Presence of antibodies to self-antigens pretransplant increases the risk of PGD immediately after transplant period and BOS on long-term follow-up. Primary graft dysfunction is associated with an inflammatory cascade that augments the alloimmune (anti-HLA) response that predisposes to BOS.
原发性移植物功能障碍(PGD)是肺移植后发生闭塞性细支气管炎综合征(BOS)的已知危险因素。在这里,我们报告说,针对自身抗原的预先形成的抗体增加了 PGD 的风险,并促进了 BOS 的发生。
纳入了 142 名成人肺移植受者进行研究。根据国际心肺移植协会的指南诊断原发性移植物功能障碍和 BOS。使用标准化酶联免疫吸附测定法定量检测针对自身抗原 k-α-1 微管蛋白、胶原类型 V 和胶原 I 的抗体,并使用 Luminex 免疫测定法(Biosource International,Camirillo,CA)分析细胞因子。使用 Flow-PRA(One Lambda,Canoga Park,CA)测量人类白细胞抗原(HLA)抗体。
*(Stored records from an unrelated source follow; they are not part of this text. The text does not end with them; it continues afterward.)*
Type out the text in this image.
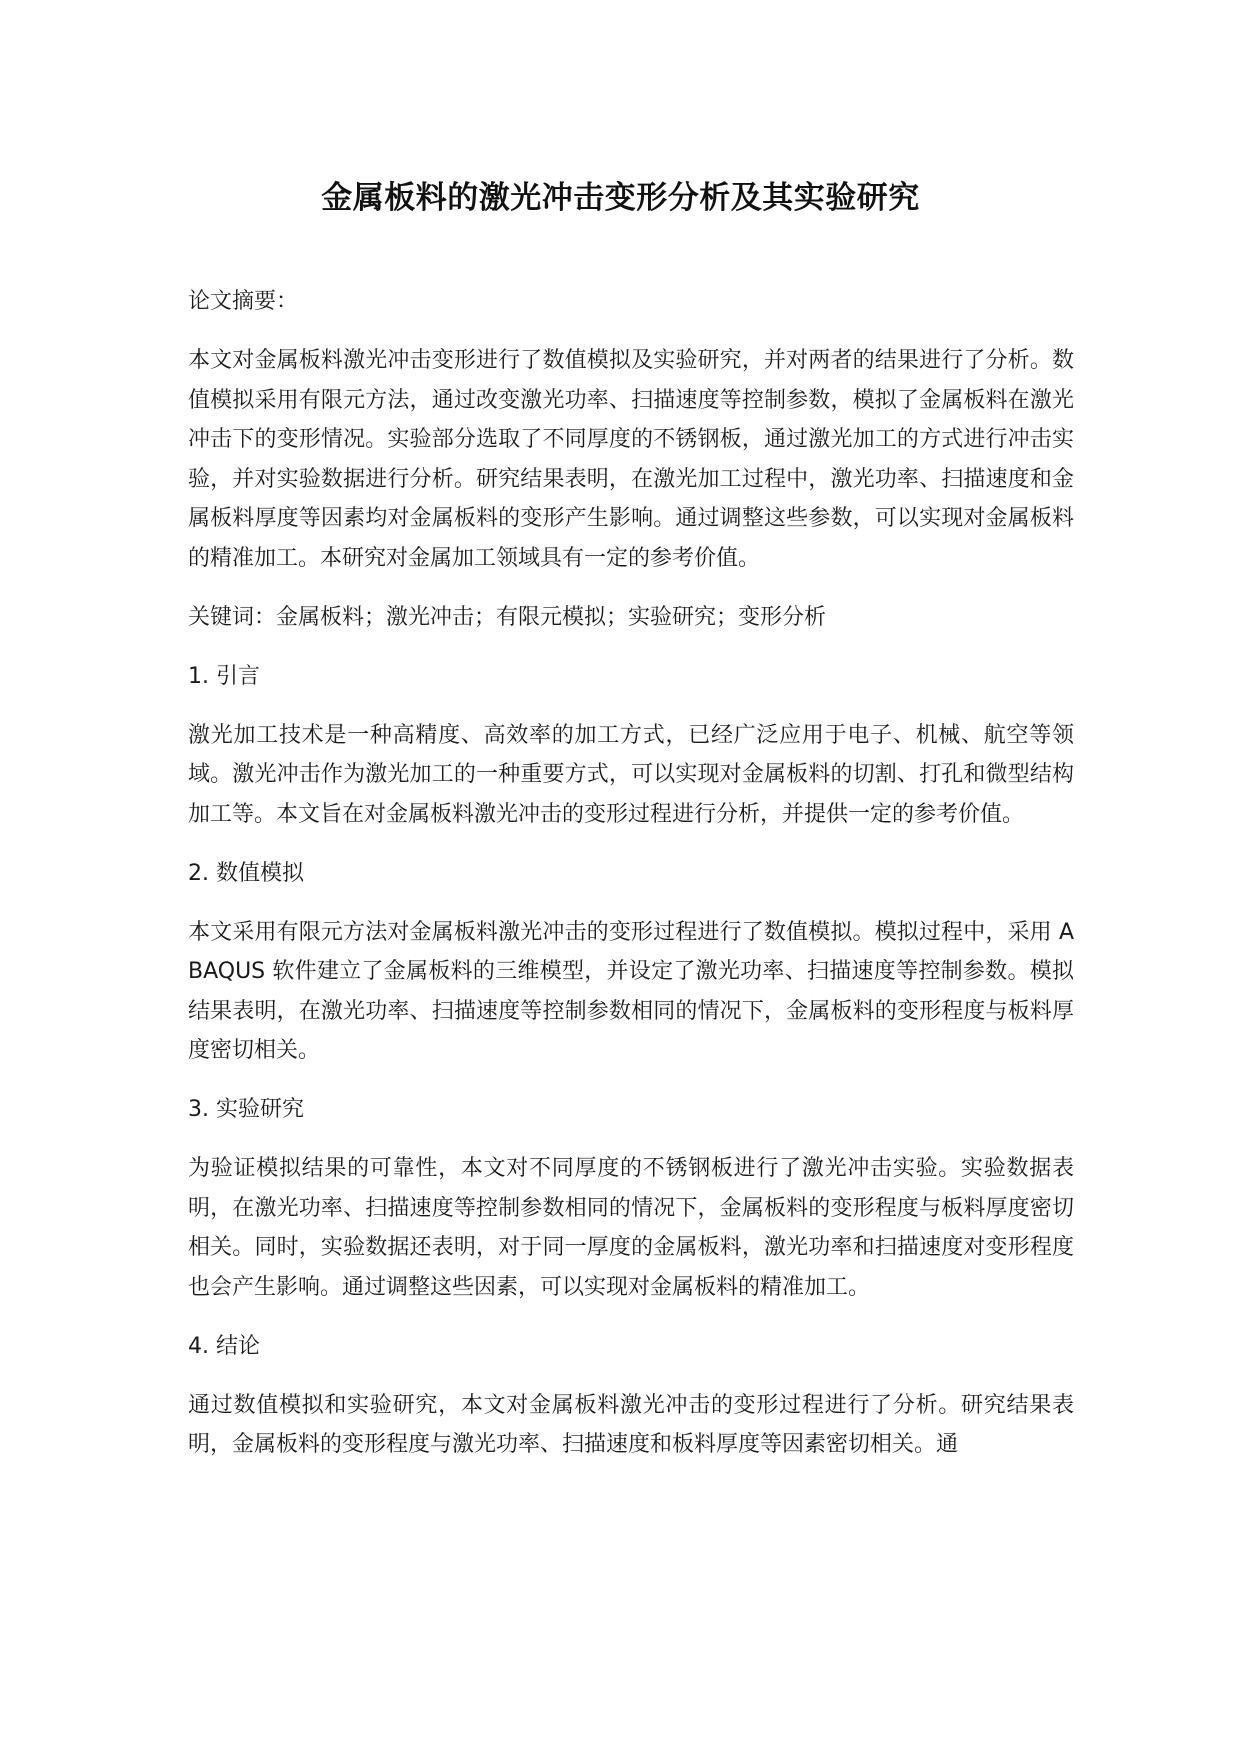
金属板料的激光冲击变形分析及其实验研究

论文摘要：

本文对金属板料激光冲击变形进行了数值模拟及实验研究，并对两者的结果进行了分析。数值模拟采用有限元方法，通过改变激光功率、扫描速度等控制参数，模拟了金属板料在激光冲击下的变形情况。实验部分选取了不同厚度的不锈钢板，通过激光加工的方式进行冲击实验，并对实验数据进行分析。研究结果表明，在激光加工过程中，激光功率、扫描速度和金属板料厚度等因素均对金属板料的变形产生影响。通过调整这些参数，可以实现对金属板料的精准加工。本研究对金属加工领域具有一定的参考价值。

关键词：金属板料；激光冲击；有限元模拟；实验研究；变形分析

1. 引言

激光加工技术是一种高精度、高效率的加工方式，已经广泛应用于电子、机械、航空等领域。激光冲击作为激光加工的一种重要方式，可以实现对金属板料的切割、打孔和微型结构加工等。本文旨在对金属板料激光冲击的变形过程进行分析，并提供一定的参考价值。

2. 数值模拟

本文采用有限元方法对金属板料激光冲击的变形过程进行了数值模拟。模拟过程中，采用 ABAQUS 软件建立了金属板料的三维模型，并设定了激光功率、扫描速度等控制参数。模拟结果表明，在激光功率、扫描速度等控制参数相同的情况下，金属板料的变形程度与板料厚度密切相关。

3. 实验研究

为验证模拟结果的可靠性，本文对不同厚度的不锈钢板进行了激光冲击实验。实验数据表明，在激光功率、扫描速度等控制参数相同的情况下，金属板料的变形程度与板料厚度密切相关。同时，实验数据还表明，对于同一厚度的金属板料，激光功率和扫描速度对变形程度也会产生影响。通过调整这些因素，可以实现对金属板料的精准加工。

4. 结论

通过数值模拟和实验研究，本文对金属板料激光冲击的变形过程进行了分析。研究结果表明，金属板料的变形程度与激光功率、扫描速度和板料厚度等因素密切相关。通
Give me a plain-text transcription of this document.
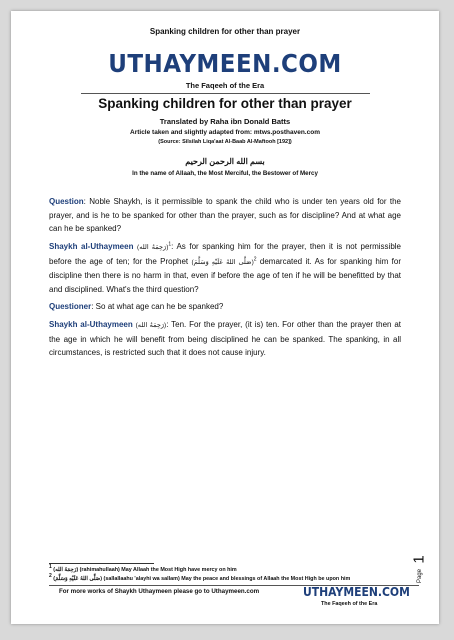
Spanking children for other than prayer
UTHAYMEEN.COM
The Faqeeh of the Era
Spanking children for other than prayer
Translated by Raha ibn Donald Batts
Article taken and slightly adapted from: mtws.posthaven.com
(Source: Silsilah Liqa'aat Al-Baab Al-Maftooh [192])
بسم الله الرحمن الرحيم
In the name of Allaah, the Most Merciful, the Bestower of Mercy
Question: Noble Shaykh, is it permissible to spank the child who is under ten years old for the prayer, and is he to be spanked for other than the prayer, such as for discipline? And at what age can he be spanked?
Shaykh al-Uthaymeen (رَحِمَهُ الله)$^1$: As for spanking him for the prayer, then it is not permissible before the age of ten; for the Prophet (صَلَّى اللهُ عَلَيْهِ وَسَلَّمَ)$^2$ demarcated it. As for spanking him for discipline then there is no harm in that, even if before the age of ten if he will be benefitted by that and disciplined. What's the third question?
Questioner: So at what age can he be spanked?
Shaykh al-Uthaymeen (رَحِمَهُ الله): Ten. For the prayer, (it is) ten. For other than the prayer then at the age in which he will benefit from being disciplined he can be spanked. The spanking, in all circumstances, is restricted such that it does not cause injury.
$^1$ (رَحِمَهُ الله) (rahimahullaah) May Allaah the Most High have mercy on him
$^2$ (صَلَّى اللهُ عَلَيْهِ وَسَلَّمَ) (sallallaahu 'alayhi wa sallam) May the peace and blessings of Allaah the Most High be upon him
For more works of Shaykh Uthaymeen please go to Uthaymeen.com	UTHAYMEEN.COM
The Faqeeh of the Era
1
Page
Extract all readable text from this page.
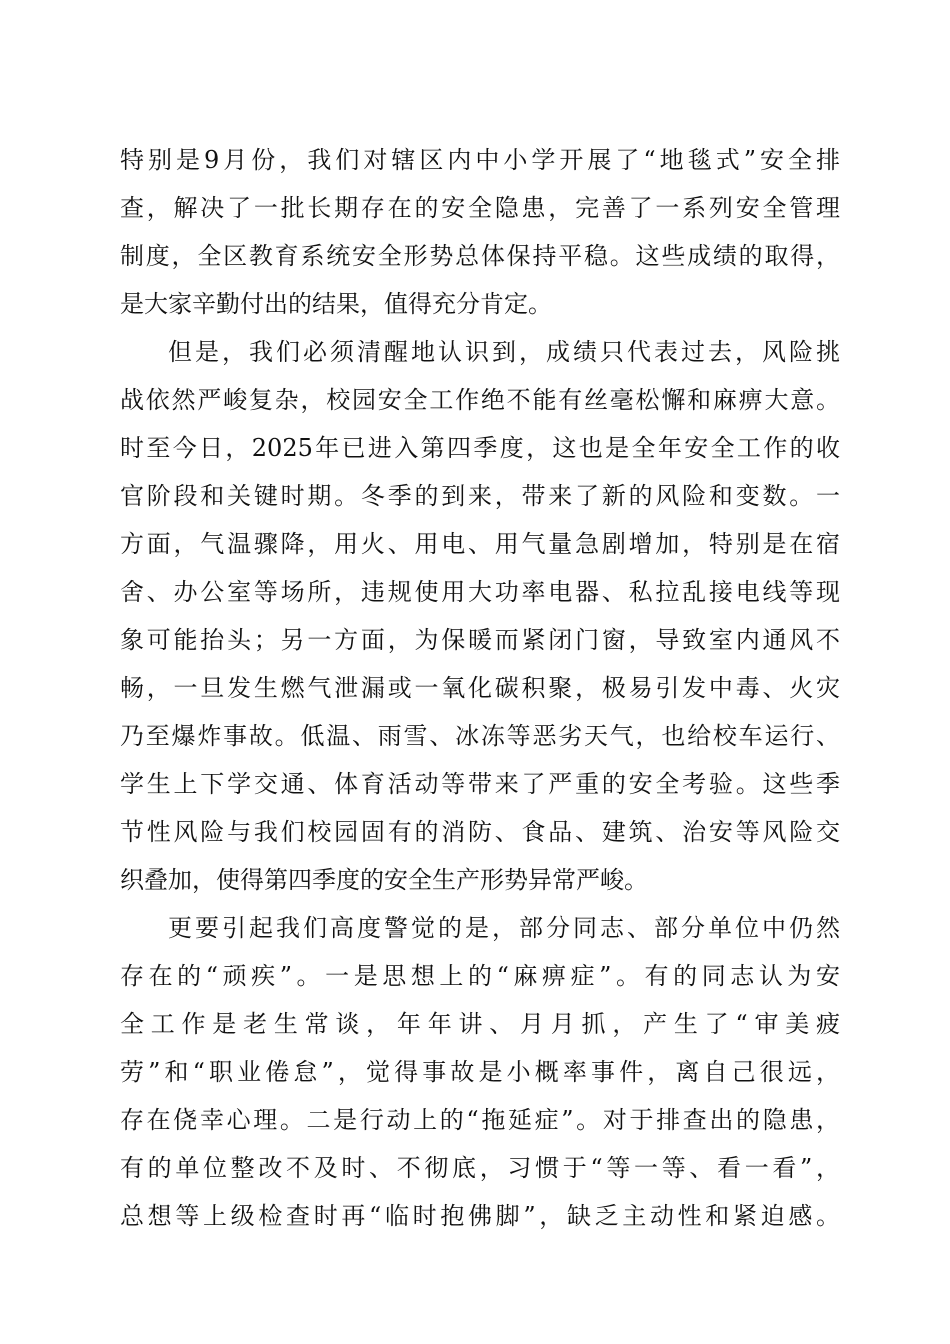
特别是9月份，我们对辖区内中小学开展了“地毯式”安全排
查，解决了一批长期存在的安全隐患，完善了一系列安全管理
制度，全区教育系统安全形势总体保持平稳。这些成绩的取得，
是大家辛勤付出的结果，值得充分肯定。
但是，我们必须清醒地认识到，成绩只代表过去，风险挑
战依然严峻复杂，校园安全工作绝不能有丝毫松懈和麻痹大意。
时至今日，2025年已进入第四季度，这也是全年安全工作的收
官阶段和关键时期。冬季的到来，带来了新的风险和变数。一
方面，气温骤降，用火、用电、用气量急剧增加，特别是在宿
舍、办公室等场所，违规使用大功率电器、私拉乱接电线等现
象可能抬头；另一方面，为保暖而紧闭门窗，导致室内通风不
畅，一旦发生燃气泄漏或一氧化碳积聚，极易引发中毒、火灾
乃至爆炸事故。低温、雨雪、冰冻等恶劣天气，也给校车运行、
学生上下学交通、体育活动等带来了严重的安全考验。这些季
节性风险与我们校园固有的消防、食品、建筑、治安等风险交
织叠加，使得第四季度的安全生产形势异常严峻。
更要引起我们高度警觉的是，部分同志、部分单位中仍然
存在的“顽疾”。一是思想上的“麻痹症”。有的同志认为安
全工作是老生常谈，年年讲、月月抓，产生了“审美疲
劳”和“职业倦怠”，觉得事故是小概率事件，离自己很远，
存在侥幸心理。二是行动上的“拖延症”。对于排查出的隐患，
有的单位整改不及时、不彻底，习惯于“等一等、看一看”，
总想等上级检查时再“临时抱佛脚”，缺乏主动性和紧迫感。
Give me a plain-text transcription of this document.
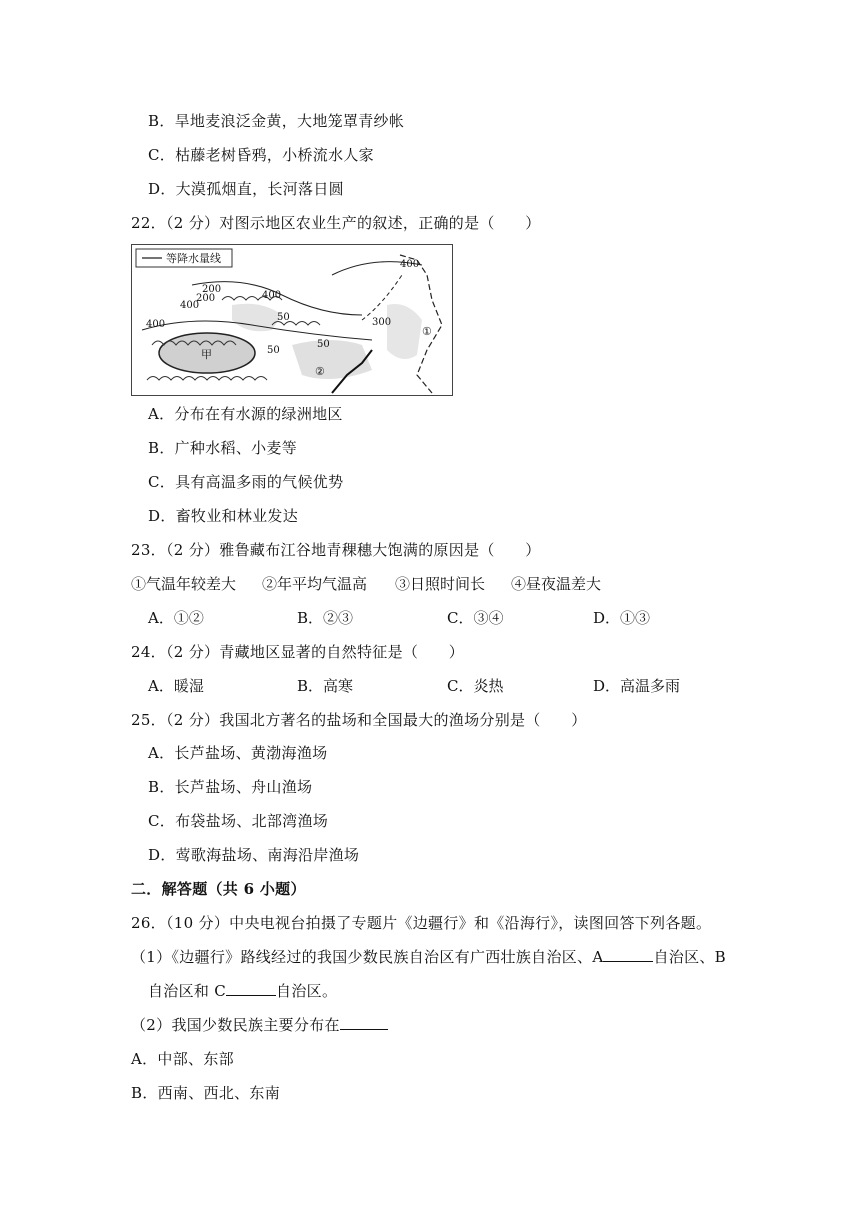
B．旱地麦浪泛金黄，大地笼罩青纱帐
C．枯藤老树昏鸦，小桥流水人家
D．大漠孤烟直，长河落日圆
22．（2 分）对图示地区农业生产的叙述，正确的是（　　）
等降水量线
甲
400
200
200
400
400
50	300
50
50
400
①
②
A．分布在有水源的绿洲地区
B．广种水稻、小麦等
C．具有高温多雨的气候优势
D．畜牧业和林业发达
23．（2 分）雅鲁藏布江谷地青稞穗大饱满的原因是（　　）
①气温年较差大 ②年平均气温高 ③日照时间长 ④昼夜温差大
A．①②	B．②③	C．③④	D．①③
24．（2 分）青藏地区显著的自然特征是（　　）
A．暖湿	B．高寒	C．炎热	D．高温多雨
25．（2 分）我国北方著名的盐场和全国最大的渔场分别是（　　）
A．长芦盐场、黄渤海渔场
B．长芦盐场、舟山渔场
C．布袋盐场、北部湾渔场
D．莺歌海盐场、南海沿岸渔场
二．解答题（共 6 小题）
26．（10 分）中央电视台拍摄了专题片《边疆行》和《沿海行》，读图回答下列各题。
（1）《边疆行》路线经过的我国少数民族自治区有广西壮族自治区、A	自治区、B
自治区和 C	自治区。
（2）我国少数民族主要分布在
A．中部、东部
B．西南、西北、东南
与无抗体的受者相比,移植前存在针对自身抗原抗体的肺移植受者发生 PGD 的风险增加(优势比 3.09,95%置信区间:1.2 至 8.1,p=0.02)。相反,在 PGD 患者中,34.7%为移植前抗体阳性,而在 PGD 阴性组中,只有 14.6%有抗体(p=0.03)。抗体阳性患者表现出高水平的促炎细胞因子白细胞介素(IL)-1β(增加 2.1 倍)、IL-2(3.0)、IL-12(2.5)、IL-15(3.0)和趋化因子干扰素诱导蛋白-10(3.9)和单核细胞趋化蛋白-1(3.1;所有 p<0.01)。在 5 年的随访中,无抗体的患者与有抗体的患者相比,发展 HLA 抗体的自由度更大(I 类:67%对 38%,p=0.001;II 类:71%对 41%,p<0.001)。研究发现,移植前存在抗体的患者发生 BOS 的独立相对风险为 2.3(95%置信区间:1.7 至 4.5,p=0.009)。
移植前针对自身抗原的抗体的存在增加了移植后立即发生 PGD 和长期随访时发生 BOS 的风险。原发性移植物功能障碍与炎症级联反应相关,该级联反应增强了有利于 BOS 的同种免疫(抗 HLA)反应。